Hablar con los Ripstein es siempre
apasionante. Puedes incluso discutir con ellos –son muy peleones y el Wrong
(equivocado) de Arturo cae continuamente para contradecir a sus interlocutores.
Compartir con ellos una charla es siempre un ejercicio de agilidad mental. Pero
son muy distintos. Mientras Arturo es más reflexivo, Paz es un torrente
descriptivo. Ambos se complementan y de escucharlos juntos se obtiene una
información mucho mayor que si solo se hablara con uno. Paz es la palabra arrebatadora,
ya sea contando como conoció a Ripstein, el rescate de La mujer del puerto en
una carretera perdida de California o su última pelea con un empleado que
pretendía –iluso- impedirle subir a un avión. En cambio Arturo es la mirada
escrutadora.

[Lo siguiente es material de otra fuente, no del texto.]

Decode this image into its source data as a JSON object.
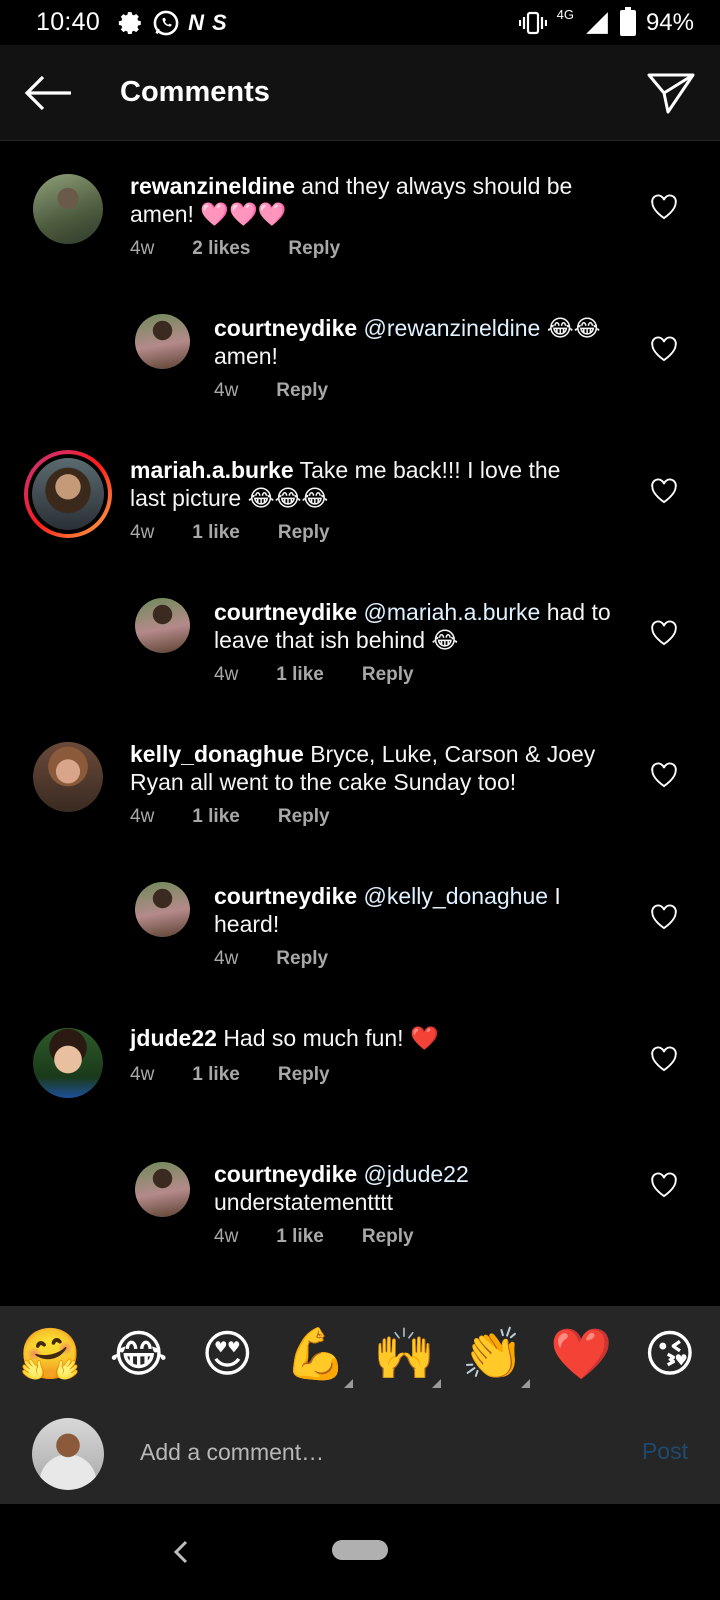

Excelente combinación: Paz habla –por tanto escribe guiones-,
Arturo mira –lógicamente hace películas.
En la vida de ambos hay un antes y un
después clarísimo: el año 1985. El año que tembló México pusieron las bases de
su vida en común. Se conocieron unos años antes, pero fue en septiembre de 1985
cuando decidieron vivir y trabajar juntos. Antes de eso para Arturo hubo
películas, hijos y problemas; en el caso de Paz hubo maridos, hijas y
problemas. Desde entonces hay, para los dos, una comunión de ideas y de
proyectos en los que han incorporado todo su pasado en un futuro único. Forman
una de esas extrañas parejas de cine –solo me viene a la memoria otra muy
distinta, pero igualmente fascinante, la de Jean-Marie Straub y Danielle
Huillet- en la que el trabajo y la vida están tan integrados que no hay
posibilidad de separarlos.
Por eso esta entrevista, realizada a
principios de marzo de 1997 en su casa de México, los tiene a los dos de
protagonistas. Al principio Arturo hablaba y de vez en cuando Paz le
interrumpía con un “pérate, pérate, déjame contarlo”. A medida que la conversación
llegaba a la época de su trabajo en común, ya no había interrupciones sino un
diálogo entre ellos y nosotros.
(Arturo Ripstein. Festival
Internazionale de Cinema Giovani, Turín, 1997)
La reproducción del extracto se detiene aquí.